The same source also adds that total cost of the Water Relief Programme to government was projected to be GH¢275.5million at the end of 2020.
Furthermore, businesses affected by the pandemic had to be helped to stand on their feet. Government had to introduce an intervention known as the Coronavirus Alleviation Programme Business Support Scheme (CAP BuSS), at a cost of GH¢600million, to specifically support micro, small and medium-sized enterprises.
Other measures also included tax waivers and reliefs for businesses, all in the interest of relieving them from some of the effects brought upon them by the lockdown; also, and not to talk of money government had to spend in providing PPE and other items used in preventing spread of the deadly disease in hospitals and other public areas.
All these and other unplanned expenditure more than doubled the fiscal deficit target, taking it to 6.3 percent as of the first half of the year. And due to revenue shortages because of economic inactivity during the lockdown and subsequent restrictions on some sectors, government had to rely on borrowing from the IMF, World Bank, AFDB and other sources; effectively pushing the debt stock to 71 percent of GDP as of September, and projected to rise further at the end of 2020.
Impact on Ghana CARES
As noted earlier, the economy went into a record-breaking recession in the third quarter of 2020, and government has indicated its readiness to bring it back to life – to its pre-pandemic levels or even better – by launching the ambitious GH¢100billion Ghana COVID-19 Alleviation and Revitalisation Enterprises Support (Ghana CARES) programme.
The three-and-half-year programme, dubbed ‘Obaatan Pa’ and to be rolled out in two phases, aims to raise 70 percent of its financing from the private sector and the remainder from government to assist in reviving once-booming economic activities. And if the same private sector is to be locked-down again, how can government raise such a whopping amount from this source?

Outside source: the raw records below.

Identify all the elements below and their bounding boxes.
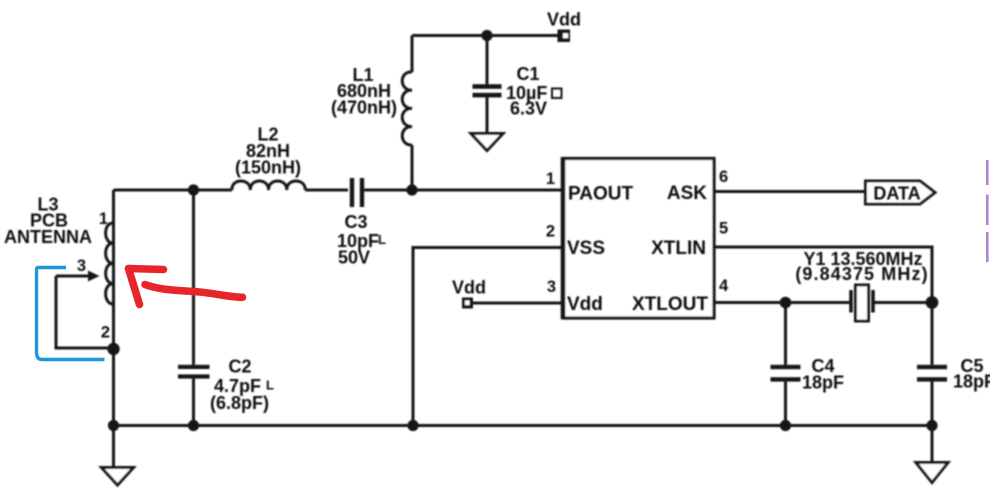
svg-text:L: L	[266, 378, 274, 393]
svg-text:3: 3	[77, 257, 86, 275]
Vdd terminal (pin3)	[462, 298, 473, 309]
wire IC pin4 XTLOUT	[715, 301, 851, 304]
node rail/L1 junction	[406, 184, 417, 195]
wire top rail to Vdd	[412, 34, 558, 37]
svg-text:3: 3	[547, 278, 556, 296]
node bottom/C5	[926, 420, 937, 431]
wire right ground stub	[931, 426, 934, 463]
svg-text:PAOUT: PAOUT	[568, 184, 633, 205]
annotation red arrow tail stroke	[145, 285, 243, 298]
Vdd terminal (top)	[558, 30, 571, 43]
wire left drop (antenna column)	[112, 190, 115, 426]
node crystal right	[926, 296, 939, 309]
purple mark 3	[986, 232, 989, 262]
op IC U1 body	[563, 159, 714, 319]
svg-text:(9.84375 MHz): (9.84375 MHz)	[795, 264, 928, 284]
ground (right)	[916, 463, 948, 483]
wire IC pin2 VSS	[413, 248, 561, 426]
svg-text:DATA: DATA	[873, 184, 920, 204]
capacitor C2	[178, 190, 210, 426]
svg-text:L: L	[378, 232, 386, 247]
annotation red arrow head stroke	[129, 269, 164, 270]
purple mark 2	[986, 195, 989, 226]
svg-text:2: 2	[546, 223, 555, 241]
capacitor C1	[473, 36, 502, 134]
node crystal left	[780, 297, 792, 309]
svg-text:1: 1	[99, 210, 108, 228]
purple mark 1	[986, 160, 989, 185]
wire IC pin3 Vdd	[473, 302, 561, 305]
inductor L2	[232, 181, 305, 190]
node bottom/C4	[780, 420, 791, 431]
svg-text:Vdd: Vdd	[567, 294, 603, 315]
svg-text:2: 2	[101, 324, 110, 342]
svg-text:(150nH): (150nH)	[235, 158, 301, 178]
inductor L1	[402, 72, 412, 145]
capacitor C5	[917, 303, 947, 426]
svg-text:4: 4	[719, 277, 729, 295]
ground (left)	[102, 468, 134, 486]
svg-text:5: 5	[719, 220, 728, 238]
node top-rail/C1 junction	[481, 30, 492, 41]
capacitor C3	[350, 178, 364, 207]
svg-text:VSS: VSS	[567, 238, 605, 259]
wire main rail y=190 left segment	[114, 189, 233, 192]
svg-text:6.3V: 6.3V	[510, 99, 547, 119]
svg-text:50V: 50V	[338, 248, 370, 268]
node bottom/C2	[188, 420, 199, 431]
svg-text:6: 6	[719, 168, 728, 186]
svg-text:(6.8pF): (6.8pF)	[210, 393, 269, 413]
svg-text:C3: C3	[344, 212, 367, 232]
wire bottom rail	[114, 424, 933, 427]
svg-text:18pF: 18pF	[953, 372, 990, 392]
antenna tap arrow (pin 3)	[56, 271, 100, 282]
svg-text:C2: C2	[228, 357, 251, 377]
svg-text:XTLIN: XTLIN	[651, 238, 706, 259]
wire L1 top	[411, 36, 414, 73]
wire blue annotation bracket	[37, 268, 105, 360]
ground (C1)	[471, 134, 503, 151]
svg-text:ASK: ASK	[667, 183, 707, 204]
wire tap loop	[56, 276, 114, 348]
svg-text:XTLOUT: XTLOUT	[632, 294, 708, 315]
crystal Y1	[851, 285, 932, 321]
wire rail C3 to IC pin1	[364, 189, 561, 192]
svg-text:Vdd: Vdd	[452, 278, 486, 298]
svg-text:ANTENNA: ANTENNA	[4, 227, 92, 247]
wire rail L2 to C3	[305, 189, 348, 192]
svg-text:1: 1	[546, 170, 555, 188]
wire IC pin6 ASK to DATA	[715, 190, 866, 193]
capacitor C4	[771, 303, 801, 426]
wire left ground stub	[112, 426, 115, 468]
wire L1 bottom	[411, 145, 414, 190]
node rail/C2 junction	[188, 184, 199, 195]
op IC U1 left edge emphasis	[561, 157, 566, 319]
svg-text:Vdd: Vdd	[547, 10, 581, 30]
svg-text:C1: C1	[516, 64, 539, 84]
svg-text:18pF: 18pF	[802, 373, 844, 393]
node bottom/VSS drop	[407, 420, 418, 431]
wire IC pin5 XTLIN	[715, 247, 933, 303]
svg-text:(470nH): (470nH)	[331, 98, 397, 118]
node bottom/left	[108, 420, 119, 431]
annotation red arrow diagonal stroke	[129, 269, 140, 305]
DATA tag	[866, 181, 936, 204]
value box after 10uF	[552, 89, 562, 99]
node antenna pin2 junction	[107, 343, 119, 355]
antenna L3 coil	[106, 223, 114, 304]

All that another lockdown means is that government won’t be able to effectively implement this all-important programme if its modalities remain the same. It’s either the intervention is delayed or the modalities changed when money has to be borrowed to roll it out. With the rising debt situation, it would be a very unpopular approach as it also has very serious repercussions on the economy.
So, the matter’s conclusion is that calls for a lockdown won’t be the ideal solution for containing the pandemic’s spread in the country. It couldn’t do that during the first lockdown, and this won’t change in another one either.
What’s more, the current economic situation – judging from the points of revenue mobilisation, fiscal deficit, and debt to GDP – shows the country does not have what it takes to initiate another lockdown, as its consequences will far outweigh any gains from that decision. The best that can be done is to educate people and enforce the safety protocols outlined by health professionals, and possibly use whatever funds are available to procure vaccines for citizens.